Looking back at 2019, what do you see? I see a year of progress.
Will we hit 100 percent deforestation free supply chain targets in palm oil? No.
Have we made significant progress in transitioning palm producers away from deforestation? Absolutely.
In the spirit of the season of gratitude and thankfulness, shouldn’t we give thanks for such progress?
Over the past few weeks, I’ve attended a number of events on sustainable commodities and landscapes. In nearly all I’ve been asked the question “so what’s new at GAR?”
My answer has largely been the same: “Nothing, just grinding through the work.” It’s not an exciting answer. And most people look a bit deflated. But to me this lies at the heart of sustainability and at the heart of my observations of 2019. This has been a year of focusing on getting the work done.
Grafting away on supply chain traceability
The reality is achieving supply chain transparency requires hard yakka as they say in Australia – that’s hard work for the rest of the world.
Achieving 100 percent traceability to plantation by end of 2020 across our entire palm supply chain takes graft.

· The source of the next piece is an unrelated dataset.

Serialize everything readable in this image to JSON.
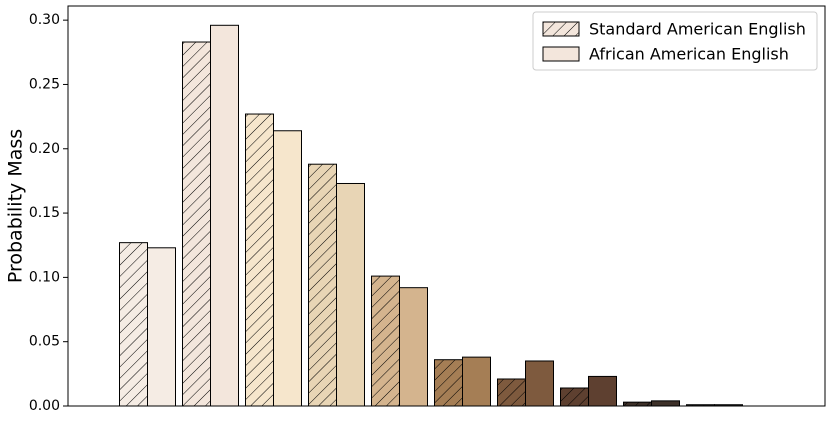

We are on track to be around 70 percent TTP for our entire palm supply by end of this year, but we also identified some stumbling blocks. Traceability for supplier mills with a predominantly smallholder supply base is challenging. Both in its resource intensity and in convincing the agents and brokers – the middlemen – that it is in their interests to participate.
To help us achieve traceability in these particularly challenging areas, we launched an additional supplier support programme, Ksatria Sawit.
The programme is relatively young, but already showing extremely positive results. To date, Ksatria Sawit has been run in regencies from Aceh to Lampung with more than 50 mills signing up. Through these mills, we have reached 34,665 dealers and farmers who manage a collective plantation area of 271,989 hectares.

Building a better platform for shared action on deforestation
Traceability is one side of the palm oil supply chain coin, transparency the other. There has a persistent demand for publishing of concession maps and sharing of data over the last decade. Technology has improved providing land managers with better visibility of the landscape, more cheaply and closer to real time.
The argument is if this information was more openly available, all players in the supply chain would be able to act faster to spot and then address deforestation.
Such an open platform poses a couple of challenges. One is that map sharing is restricted in line with national regulations and guidance in both Malaysia and Indonesia. The second is, to be truly effective, all players in the supply chain need to agree on a single approach and data set, adopt the same platform and criteria, and agree to take shared responsibility for the data generated through the platform to determine whether those changes represent deforestation or not.
GAR, along with nine other major palm oil producers and buyers, are now collaborating to support and fund the development of a new, publicly available radar-based forest monitoring system known as Radar Alerts for Detecting Deforestation (RADD).
Developed by Wageningen University and Satelligence, and facilitated by World Resources Institute, the RADD system will use radar waves, to penetrate cloud cover and gather forest change information without being affected by clouds or sunlight.
RADD will be the first radar-based monitoring system of this scale to make deforestation alerts publicly available. Once complete, the alerts will be available on Global Forest Watch and Global Forest Watch Pro, and the methodology behind the alerts will be published.
Development will continue over the next two years, allowing partners in the project to test the system, and develop the necessary trust that the system will be used appropriately and positively to help drive change and sustainable practices on the ground.
That timeline might further frustrate critics who think we should have gotten to this point sooner. I understand the frustration but choose to look more positively at the progress. After all, this is as much about changing cultures – moving from closed systems to open ones takes trust, and trust takes time to earn – as it is about stopping deforestation.
Landscape approach transformation takes time
Our partnerships with other companies and local governments on landscape projects in areas like Riau, Aceh, and West Kalimantan continued this year, but progress remains slow. Recently Justin Adams spoke on an Innovation Forum mini-podcast of the dilemma of needing to move fast while also moving together. This sums up the conundrum we face with the landscape approach.
While the coalition of public and private actors in a landscape-based approach is effective in solving problems that one party might not be able to tackle alone, the large number of different parties involved also means it takes time to get consensus and move things along.
The Siak Green District initiative in Riau this year, took six months to finalise and sign a Memorandum of Understanding (MoU) with the district head, to signify collective commitment to invest in and align sustainability implementation with the district’s plans for sustainable land use development.
Despite the time taken to get to this stage, we believe this approach will bring lasting transformation because more parties are now on the same page. And the opportunities for synergy go beyond conservation. The companies have agreed on other ambitious targets in, to name a few, NDPE compliant villages, smallholder sustainability, district-level palm oil traceability and social risk mitigation. In 2020, the partners should start reporting, as a coalition, on the impacts of these efforts.

Looking ahead
It is always easier to reflect on the failures, on what has not been done. This can be demoralising. And it risks us overlooking how much progress has been made, and the effort it has required, every day, to get here.
The palm oil sector is changing, those who once resisted that change are coming on board. Collectively we should remind ourselves that this progress matters. That in sustainability, as in life, the journey is the thing.